Members of Citizens for Sustainable Community point out that the city, which is experiencing a major budget crunch, would use tax-increment financing money to truck dirt from the Adam’s Dairy Lake project to the Home Depot project. “The big corporations get rich quick, and we’re left holding the bag,” says Helen Nelson, an activist with the group. Hauling will cost hundreds of thousands of dollars, but offering the dirt free to Home Depot allows use of TIF money, so funds wouldn’t have to pass through the city’s lean budget. This year, officials tapped cash reserves to meet expenditures.
But Grounds now says that the city will not have to pay to have dirt hauled away from the lake site. “That’s simply untrue,” he says, “Many people have already come to us and requested dirt. We’ll use it for various projects that people will carry it away for free, so there won’t be any cost to us.”
If the store isn’t built, the city could skirt Corps permit requirements by dumping the dirt on the site’s dryland areas rather than into its creeks and wetlands.

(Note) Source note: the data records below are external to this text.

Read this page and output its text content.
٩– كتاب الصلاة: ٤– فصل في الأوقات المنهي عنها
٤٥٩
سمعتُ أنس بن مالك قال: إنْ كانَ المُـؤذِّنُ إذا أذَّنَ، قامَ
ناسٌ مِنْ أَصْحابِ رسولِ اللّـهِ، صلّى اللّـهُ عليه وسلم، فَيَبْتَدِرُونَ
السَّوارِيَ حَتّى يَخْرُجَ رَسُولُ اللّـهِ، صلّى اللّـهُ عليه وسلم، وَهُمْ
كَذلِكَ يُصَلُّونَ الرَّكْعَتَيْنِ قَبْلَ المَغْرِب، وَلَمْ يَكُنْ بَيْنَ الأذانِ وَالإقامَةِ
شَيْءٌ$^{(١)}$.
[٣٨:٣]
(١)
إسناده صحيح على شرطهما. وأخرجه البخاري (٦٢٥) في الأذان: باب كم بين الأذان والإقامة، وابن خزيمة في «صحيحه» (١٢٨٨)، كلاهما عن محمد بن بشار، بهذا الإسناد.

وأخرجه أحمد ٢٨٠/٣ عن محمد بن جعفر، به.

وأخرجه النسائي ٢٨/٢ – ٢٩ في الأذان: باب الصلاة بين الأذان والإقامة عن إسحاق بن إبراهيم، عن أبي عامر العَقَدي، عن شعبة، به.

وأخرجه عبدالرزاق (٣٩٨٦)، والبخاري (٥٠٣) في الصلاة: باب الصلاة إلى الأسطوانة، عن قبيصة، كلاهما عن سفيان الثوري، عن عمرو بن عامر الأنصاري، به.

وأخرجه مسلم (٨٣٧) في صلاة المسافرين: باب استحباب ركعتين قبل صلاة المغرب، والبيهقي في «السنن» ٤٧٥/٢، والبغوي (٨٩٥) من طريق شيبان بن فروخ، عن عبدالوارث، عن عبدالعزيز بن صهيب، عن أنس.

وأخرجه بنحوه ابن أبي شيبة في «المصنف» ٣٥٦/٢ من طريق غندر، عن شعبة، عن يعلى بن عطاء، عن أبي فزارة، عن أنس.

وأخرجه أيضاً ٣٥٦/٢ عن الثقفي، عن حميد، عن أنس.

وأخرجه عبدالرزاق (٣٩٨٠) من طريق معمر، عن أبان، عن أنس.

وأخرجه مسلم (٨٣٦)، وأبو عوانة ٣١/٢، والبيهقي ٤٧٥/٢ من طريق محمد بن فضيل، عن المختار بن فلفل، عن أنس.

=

Grounds says Home Depot will actually do citizens a favor by developing and cleaning up the property, which he calls an “illegal dump.” Home Depot’s latest project design contains five settling pools to filter contaminants in runoff, and Grounds says that the plan “actually does more than leaving it the way it is.”

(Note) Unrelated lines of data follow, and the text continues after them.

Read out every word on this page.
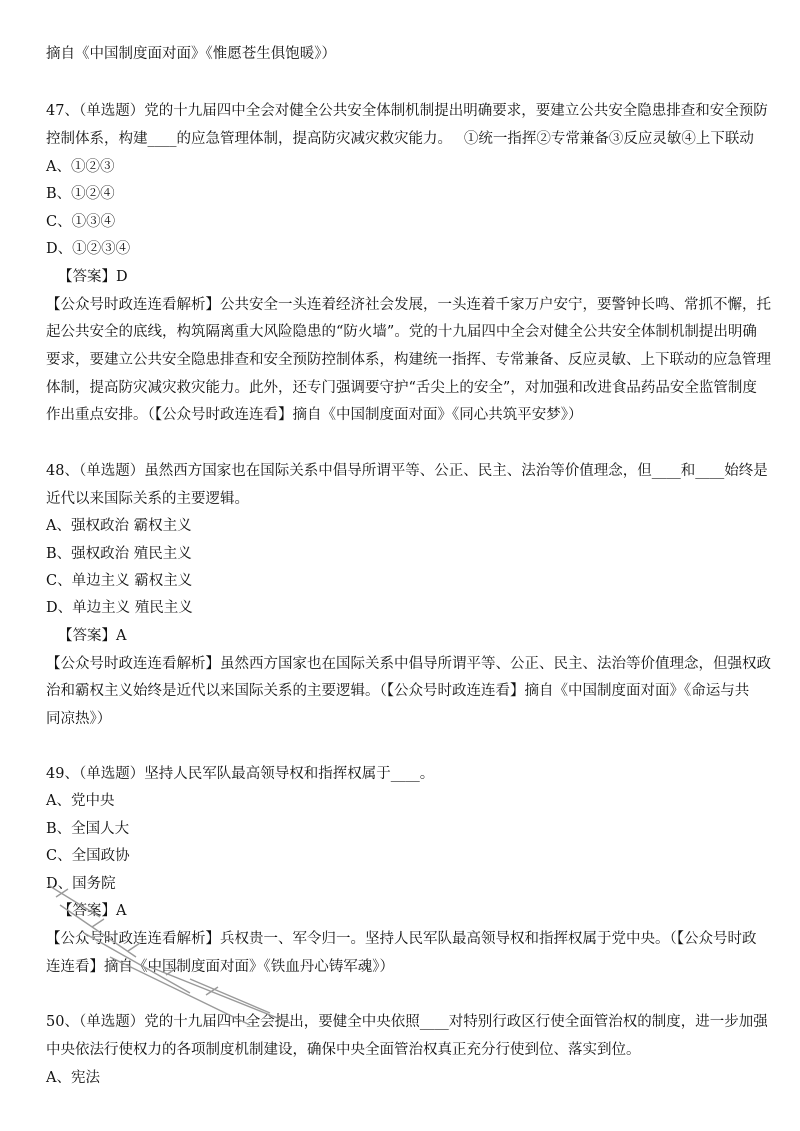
摘自《中国制度面对面》《惟愿苍生俱饱暖》）
47、（单选题）党的十九届四中全会对健全公共安全体制机制提出明确要求，要建立公共安全隐患排查和安全预防
控制体系，构建____的应急管理体制，提高防灾减灾救灾能力。　 ①统一指挥②专常兼备③反应灵敏④上下联动
A、①②③
B、①②④
C、①③④
D、①②③④
【答案】D
【公众号时政连连看解析】公共安全一头连着经济社会发展，一头连着千家万户安宁，要警钟长鸣、常抓不懈，托
起公共安全的底线，构筑隔离重大风险隐患的“防火墙”。党的十九届四中全会对健全公共安全体制机制提出明确
要求，要建立公共安全隐患排查和安全预防控制体系，构建统一指挥、专常兼备、反应灵敏、上下联动的应急管理
体制，提高防灾减灾救灾能力。此外，还专门强调要守护“舌尖上的安全”，对加强和改进食品药品安全监管制度
作出重点安排。（【公众号时政连连看】摘自《中国制度面对面》《同心共筑平安梦》）
48、（单选题）虽然西方国家也在国际关系中倡导所谓平等、公正、民主、法治等价值理念，但____和____始终是
近代以来国际关系的主要逻辑。
A、强权政治 霸权主义
B、强权政治 殖民主义
C、单边主义 霸权主义
D、单边主义 殖民主义
【答案】A
【公众号时政连连看解析】虽然西方国家也在国际关系中倡导所谓平等、公正、民主、法治等价值理念，但强权政
治和霸权主义始终是近代以来国际关系的主要逻辑。（【公众号时政连连看】摘自《中国制度面对面》《命运与共
同凉热》）
49、（单选题）坚持人民军队最高领导权和指挥权属于____。
A、党中央
B、全国人大
C、全国政协
D、国务院
【答案】A
【公众号时政连连看解析】兵权贵一、军令归一。坚持人民军队最高领导权和指挥权属于党中央。（【公众号时政
连连看】摘自《中国制度面对面》《铁血丹心铸军魂》）
50、（单选题）党的十九届四中全会提出，要健全中央依照____对特别行政区行使全面管治权的制度，进一步加强
中央依法行使权力的各项制度机制建设，确保中央全面管治权真正充分行使到位、落实到位。
A、宪法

“This land has not been in use for a number of years,” says Tom Thoreson, real estate manager for Home Depot, which is promising to create replacement wetlands and clean up debris. “It is sort of overgrown and unkempt.”
But both the EPA and the state conservation department have written to the Corps stating that Home Depot should seriously consider alternative sites and that the Corps should reject the store’s permit request.
The Corps stalled and recently announced that it plans to hold a second public comment session in November. Grounds says the conservation department has a grudge against Blue Springs stemming from past disputes about a subdivision allegedly contaminating water in the Burr Oak Nature Center.
Grounds complained in a letter to Republican U.S. Rep. Sam Graves of “unfair retaliatory treatment by state agencies.” Grounds points to the 900-acre Eastland development in Independence. “They’ve got a sea of asphalt over there for a Lowe’s, a Wendy’s, a Hilton, a McDonald’s, an IHOP and who knows what else, and you’re telling me our little development is an abomination?” Grounds tells the Pitch.
Ex-mayor Michael has a different opinion.
“I think it’s a complete scam to try to call that area blighted,” he says. “It’s a way for a political entity to do something that isn’t feasible under normal circumstances…. These people are wanting to go TIF just because it’s too expensive to develop properly without getting aid.”